The Los Angeles “Times” recently reported that “Scores of people convicted of crimes such as rape, elder abuse and assault with a deadly weapon are permitted to care for some of California’s most vulnerable residents as part of the government’s home health aide program,” including at least 210 of these “caregivers” who were determined to be “unsuitable” to work in the program, yet permitted to begin or continue employment. 

Imagine, if you can, the outrage of a child of an elder participating in this program, living in say, Chile or Vietnam, when she read this article.

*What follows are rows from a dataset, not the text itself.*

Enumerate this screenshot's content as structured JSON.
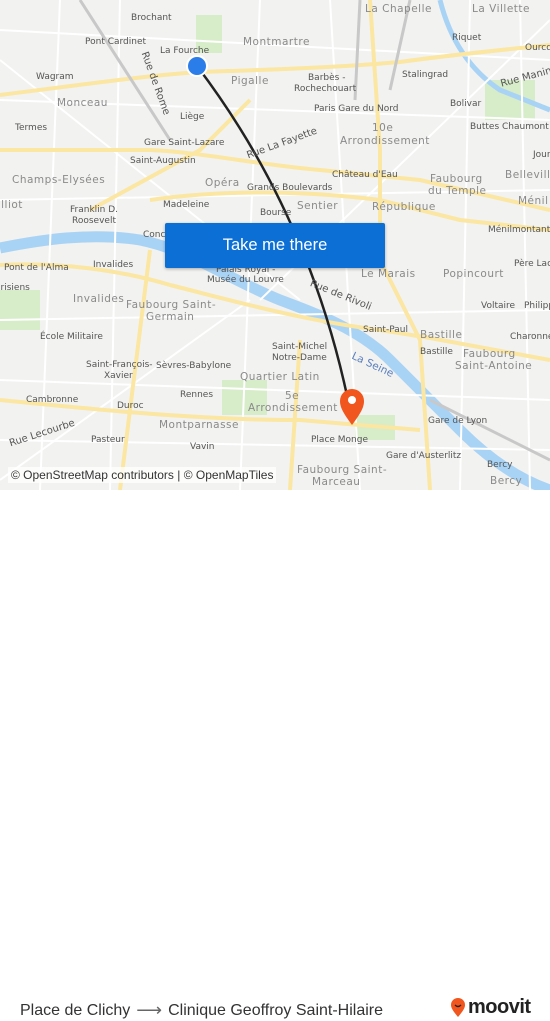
{
  "map": {
    "labels": [
      "Brochant",
      "Pont Cardinet",
      "La Fourche",
      "Montmartre",
      "La Chapelle",
      "La Villette",
      "Riquet",
      "Ourcq",
      "Wagram",
      "Rue de Rome",
      "Pigalle",
      "Barbès -",
      "Rochechouart",
      "Stalingrad",
      "Rue Manin",
      "Monceau",
      "Liège",
      "Paris Gare du Nord",
      "Bolivar",
      "Termes",
      "Gare Saint-Lazare",
      "Rue La Fayette",
      "10e",
      "Arrondissement",
      "Buttes Chaumont",
      "Saint-Augustin",
      "Château d'Eau",
      "Faubourg",
      "du Temple",
      "Belleville",
      "Champs-Elysées",
      "Opéra",
      "Grands Boulevards",
      "Madeleine",
      "Sentier",
      "République",
      "Ménil",
      "Franklin D.",
      "Roosevelt",
      "Bourse",
      "Ménilmontant",
      "Pont de l'Alma",
      "Invalides",
      "Père Lach",
      "Palais Royal -",
      "Musée du Louvre",
      "Le Marais",
      "Popincourt",
      "Invalides",
      "Faubourg Saint-",
      "Germain",
      "Rue de Rivoli",
      "Voltaire",
      "Philipp",
      "École Militaire",
      "Saint-Paul",
      "Bastille",
      "Charonne",
      "Saint-Michel",
      "Notre-Dame",
      "Bastille",
      "Faubourg",
      "Saint-Antoine",
      "Saint-François-",
      "Xavier",
      "Sèvres-Babylone",
      "La Seine",
      "Quartier Latin",
      "Rennes",
      "5e",
      "Arrondissement",
      "Cambronne",
      "Duroc",
      "Montparnasse",
      "Gare de Lyon",
      "Rue Lecourbe",
      "Pasteur",
      "Vavin",
      "Place Monge",
      "Gare d'Austerlitz",
      "Bercy",
      "Bercy",
      "Faubourg Saint-",
      "Marceau",
      "Concorde",
      "Jourdain",
      "Parisiens",
      "Elliot"
    ],
    "origin_marker_color": "#2b7de9",
    "destination_marker_color": "#f0561d",
    "route_line_color": "#222222",
    "river_color": "#a9d3f5",
    "road_color": "#fbe6a2"
  },
  "cta": {
    "label": "Take me there",
    "color": "#0b6fd6"
  },
  "attribution": "© OpenStreetMap contributors | © OpenMapTiles",
  "footer": {
    "origin": "Place de Clichy",
    "arrow_icon": "arrow-right-icon",
    "destination": "Clinique Geoffroy Saint-Hilaire",
    "logo_text": "moovit",
    "logo_color": "#f0561d"
  }
}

Compounding the problem is the fact that privacy laws prevent notification of the “elderly, infirm and disabled clients” that their in-home health aides may be a dangerous felon, such as: 

 

·        A woman convicted of assault with a deadly weapon, forging drug prescriptions, and selling drugs;

·        A person convicted of welfare fraud, willfully threatening bodily harm, drug possession and two counts of burglary;

·        A man convicted of raping a three-year-old child.

 

Laura West, a Sacramento prosecutor, reports that she is prosecuting three caregivers for fraud against the system, one of whom has been convicted of armed robbery and assault with a deadly weapon; another has committed identify theft; and the third is a drug dealer.  West deadpans:  “Can you do this job if you burned down someone’s house? Yes. Murdered someone? Yes. Raped a three-year-old child? Yes.”

 

While Governor Schwarzenegger and the California legislature struggle to find a solution for this problem, help is available.  Elderkind.com offers a free background check for potential in-home healthcare aides. 
The service is available online at the firm’s 
website.

We at Great Places are appalled by how our seniors are victimized--and we won't be quiet when government itself allows infirm seniors to be harmed by its own programs.  The SENIOR WATCHDOG is on the case.